Top cable – VDD, VAA, GND, clock, temp, SPEAK (bonded to power) - ΔX distance not relevant, but should be minimized
Bottom cable – signal outputs, Clock return, marker, start, JTAG, RSTB – ΔX = 0.105” (2.67 mm)
The width X would be only along the bottom cable and would be 3.67 mm exceeding the existing envelope by 0.77 mm. If we neglect the width needed for Clock return and RSTB signals as would be the case for the production runs, the X width required is 0.113” (2.88 mm), which meets the current mechanical envelope.
In this arrangement, the highly segmented power and ground distribution required for the power cable in the previous via-less aluminum cable design is replaced with busses, a significant simplification.

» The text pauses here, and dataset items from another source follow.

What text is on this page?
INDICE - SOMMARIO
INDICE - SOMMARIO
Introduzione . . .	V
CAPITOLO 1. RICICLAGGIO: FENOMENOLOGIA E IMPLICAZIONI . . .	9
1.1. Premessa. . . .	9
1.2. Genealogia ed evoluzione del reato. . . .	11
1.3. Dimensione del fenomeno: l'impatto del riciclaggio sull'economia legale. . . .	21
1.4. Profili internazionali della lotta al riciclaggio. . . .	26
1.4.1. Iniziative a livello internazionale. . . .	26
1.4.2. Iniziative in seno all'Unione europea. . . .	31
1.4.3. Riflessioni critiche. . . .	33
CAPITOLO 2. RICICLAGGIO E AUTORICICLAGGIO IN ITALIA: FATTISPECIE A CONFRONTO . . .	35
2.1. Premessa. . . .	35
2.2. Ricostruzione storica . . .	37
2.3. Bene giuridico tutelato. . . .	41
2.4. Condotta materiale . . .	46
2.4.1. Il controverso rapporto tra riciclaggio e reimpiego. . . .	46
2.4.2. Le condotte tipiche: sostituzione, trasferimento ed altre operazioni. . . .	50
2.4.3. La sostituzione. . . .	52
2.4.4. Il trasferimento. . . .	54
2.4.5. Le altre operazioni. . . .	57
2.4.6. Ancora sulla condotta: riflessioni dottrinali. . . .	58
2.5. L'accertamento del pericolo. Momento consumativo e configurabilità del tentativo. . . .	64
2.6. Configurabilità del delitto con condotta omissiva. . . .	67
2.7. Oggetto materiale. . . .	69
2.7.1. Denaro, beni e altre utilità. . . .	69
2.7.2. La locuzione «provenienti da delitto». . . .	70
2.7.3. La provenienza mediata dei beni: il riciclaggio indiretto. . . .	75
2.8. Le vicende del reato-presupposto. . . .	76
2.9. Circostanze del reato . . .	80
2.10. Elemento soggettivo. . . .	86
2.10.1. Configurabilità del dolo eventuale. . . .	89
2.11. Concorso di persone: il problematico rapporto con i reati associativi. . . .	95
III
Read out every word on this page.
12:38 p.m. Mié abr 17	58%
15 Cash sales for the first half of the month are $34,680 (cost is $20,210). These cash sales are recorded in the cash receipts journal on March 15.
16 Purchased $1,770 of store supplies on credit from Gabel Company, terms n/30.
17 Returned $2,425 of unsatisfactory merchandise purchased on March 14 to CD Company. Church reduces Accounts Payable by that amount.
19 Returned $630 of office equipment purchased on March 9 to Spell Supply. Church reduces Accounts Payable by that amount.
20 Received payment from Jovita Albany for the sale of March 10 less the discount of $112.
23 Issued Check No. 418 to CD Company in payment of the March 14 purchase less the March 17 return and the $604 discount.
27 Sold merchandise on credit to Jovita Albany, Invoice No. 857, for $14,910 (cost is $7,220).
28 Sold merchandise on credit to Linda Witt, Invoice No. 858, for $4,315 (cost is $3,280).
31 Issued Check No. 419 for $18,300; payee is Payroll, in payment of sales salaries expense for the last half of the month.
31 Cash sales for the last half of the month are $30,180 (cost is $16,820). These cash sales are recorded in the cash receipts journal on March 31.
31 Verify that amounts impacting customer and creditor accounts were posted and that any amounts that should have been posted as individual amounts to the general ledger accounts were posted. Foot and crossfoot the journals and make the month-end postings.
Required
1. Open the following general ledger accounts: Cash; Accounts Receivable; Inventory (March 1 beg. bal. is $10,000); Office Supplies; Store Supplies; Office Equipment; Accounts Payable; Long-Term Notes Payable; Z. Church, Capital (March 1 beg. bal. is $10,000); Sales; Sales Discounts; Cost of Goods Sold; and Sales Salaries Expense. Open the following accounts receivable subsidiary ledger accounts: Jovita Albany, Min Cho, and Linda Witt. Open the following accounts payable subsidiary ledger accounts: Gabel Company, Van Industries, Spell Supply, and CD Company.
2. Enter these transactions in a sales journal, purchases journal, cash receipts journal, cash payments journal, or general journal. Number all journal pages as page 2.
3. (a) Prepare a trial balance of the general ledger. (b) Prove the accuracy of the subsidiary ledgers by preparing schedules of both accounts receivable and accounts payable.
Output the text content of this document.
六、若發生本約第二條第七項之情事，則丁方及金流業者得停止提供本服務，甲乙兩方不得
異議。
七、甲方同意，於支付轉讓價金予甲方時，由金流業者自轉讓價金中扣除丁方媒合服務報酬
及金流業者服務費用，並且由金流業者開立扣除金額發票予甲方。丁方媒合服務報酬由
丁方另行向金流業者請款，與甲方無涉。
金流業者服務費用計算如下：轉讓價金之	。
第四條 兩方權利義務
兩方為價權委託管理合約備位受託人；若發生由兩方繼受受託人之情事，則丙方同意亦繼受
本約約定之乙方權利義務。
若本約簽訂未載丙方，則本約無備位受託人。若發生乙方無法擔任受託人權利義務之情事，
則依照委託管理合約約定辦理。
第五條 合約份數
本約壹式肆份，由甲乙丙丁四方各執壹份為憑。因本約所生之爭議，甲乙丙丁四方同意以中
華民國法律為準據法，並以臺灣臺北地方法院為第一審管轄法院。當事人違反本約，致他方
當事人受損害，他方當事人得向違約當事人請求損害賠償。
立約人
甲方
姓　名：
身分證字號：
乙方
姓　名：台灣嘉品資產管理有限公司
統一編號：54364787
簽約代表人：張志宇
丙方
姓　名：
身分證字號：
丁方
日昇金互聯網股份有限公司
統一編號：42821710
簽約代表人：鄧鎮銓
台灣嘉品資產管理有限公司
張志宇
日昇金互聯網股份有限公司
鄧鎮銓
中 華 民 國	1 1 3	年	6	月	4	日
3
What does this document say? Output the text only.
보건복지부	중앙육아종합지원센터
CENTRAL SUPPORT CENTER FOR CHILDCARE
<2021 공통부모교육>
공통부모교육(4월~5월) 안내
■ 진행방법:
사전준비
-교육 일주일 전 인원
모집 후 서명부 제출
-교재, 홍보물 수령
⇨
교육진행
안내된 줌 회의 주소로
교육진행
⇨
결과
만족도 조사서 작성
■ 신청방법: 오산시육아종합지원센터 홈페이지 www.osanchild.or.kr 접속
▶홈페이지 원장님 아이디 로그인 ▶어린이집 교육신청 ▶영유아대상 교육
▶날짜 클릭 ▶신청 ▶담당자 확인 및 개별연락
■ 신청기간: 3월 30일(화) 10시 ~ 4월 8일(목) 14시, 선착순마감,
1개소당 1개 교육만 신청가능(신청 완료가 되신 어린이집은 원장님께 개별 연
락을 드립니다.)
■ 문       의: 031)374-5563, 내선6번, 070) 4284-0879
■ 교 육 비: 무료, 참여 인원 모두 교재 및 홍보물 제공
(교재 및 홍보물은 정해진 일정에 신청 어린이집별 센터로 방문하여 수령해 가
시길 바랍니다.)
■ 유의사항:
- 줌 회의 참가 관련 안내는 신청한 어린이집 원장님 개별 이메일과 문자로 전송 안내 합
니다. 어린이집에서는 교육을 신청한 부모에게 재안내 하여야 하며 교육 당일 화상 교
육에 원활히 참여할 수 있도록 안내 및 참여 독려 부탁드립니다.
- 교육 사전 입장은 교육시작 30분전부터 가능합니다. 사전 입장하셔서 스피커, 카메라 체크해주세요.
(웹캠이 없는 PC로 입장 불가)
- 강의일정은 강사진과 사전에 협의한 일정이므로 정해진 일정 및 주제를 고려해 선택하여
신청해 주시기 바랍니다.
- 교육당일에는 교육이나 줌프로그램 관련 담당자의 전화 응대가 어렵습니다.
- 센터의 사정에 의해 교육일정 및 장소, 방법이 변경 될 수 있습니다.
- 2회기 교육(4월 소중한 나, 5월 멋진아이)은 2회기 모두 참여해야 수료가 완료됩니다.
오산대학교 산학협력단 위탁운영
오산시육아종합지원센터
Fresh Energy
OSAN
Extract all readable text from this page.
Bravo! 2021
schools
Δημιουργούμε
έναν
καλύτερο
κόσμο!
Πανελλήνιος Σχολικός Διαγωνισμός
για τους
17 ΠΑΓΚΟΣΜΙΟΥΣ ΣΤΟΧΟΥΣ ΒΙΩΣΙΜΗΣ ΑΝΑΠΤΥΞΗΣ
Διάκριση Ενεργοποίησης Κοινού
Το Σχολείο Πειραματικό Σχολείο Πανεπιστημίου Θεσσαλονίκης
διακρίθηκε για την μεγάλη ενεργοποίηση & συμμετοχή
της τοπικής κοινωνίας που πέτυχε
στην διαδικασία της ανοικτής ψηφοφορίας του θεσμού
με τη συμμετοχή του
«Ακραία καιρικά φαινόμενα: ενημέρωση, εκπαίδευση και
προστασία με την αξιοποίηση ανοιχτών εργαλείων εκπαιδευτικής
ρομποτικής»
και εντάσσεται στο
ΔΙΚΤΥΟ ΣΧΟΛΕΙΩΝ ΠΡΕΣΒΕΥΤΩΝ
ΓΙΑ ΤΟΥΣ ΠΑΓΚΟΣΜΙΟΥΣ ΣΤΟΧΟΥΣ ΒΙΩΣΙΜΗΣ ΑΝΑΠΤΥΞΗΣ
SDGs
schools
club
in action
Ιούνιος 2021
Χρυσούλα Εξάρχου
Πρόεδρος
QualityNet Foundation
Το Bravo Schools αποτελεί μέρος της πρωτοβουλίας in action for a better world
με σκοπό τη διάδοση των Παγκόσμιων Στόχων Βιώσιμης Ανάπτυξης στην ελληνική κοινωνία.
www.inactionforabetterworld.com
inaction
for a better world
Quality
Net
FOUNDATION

Proposed technology assessment and development path
We have three possible design candidates that can meet the radiation length requirements. One does not meet the current mechanical width requirement. The second is known to be very difficult to fabricate. The third meets the width requirement and should be less challenging to fabricate but obscures part of the sensors and can impact our measurement of pixel position. Producing a copper conductor based cable should be technically feasible with existing fabrication techniques, but exceeds the desired radiation length. The cable development path is documented here . Based on this path we propose that the following technology assessment steps be adopted.
1. Complete the infrastructure testing phase and establish the operating envelope for sensor infrastructure. Use this information to optimize the design of the initial fr-4 based cable prototype using the base design.
2. Analyze the mechanical impact of increasing the width of the cable by up to 2.4 mm.
3. Analyze the mechanical impact of mounting a cable on the top of the sensors.
4. Submit the prototype optimized FR-4 design to the aluminum conductor flex cable vendor(s) as a test fabrication to assess vendor capability and quality. If proof of principle is required before this step is reached, we could submit a simple capability design not based on our readout concept for fabrication earlier.
5. Locate possible vendors for a single sided cable fabrication. Submit test capability designs for fabrication.
6. Select design candidate and fabricate prototype.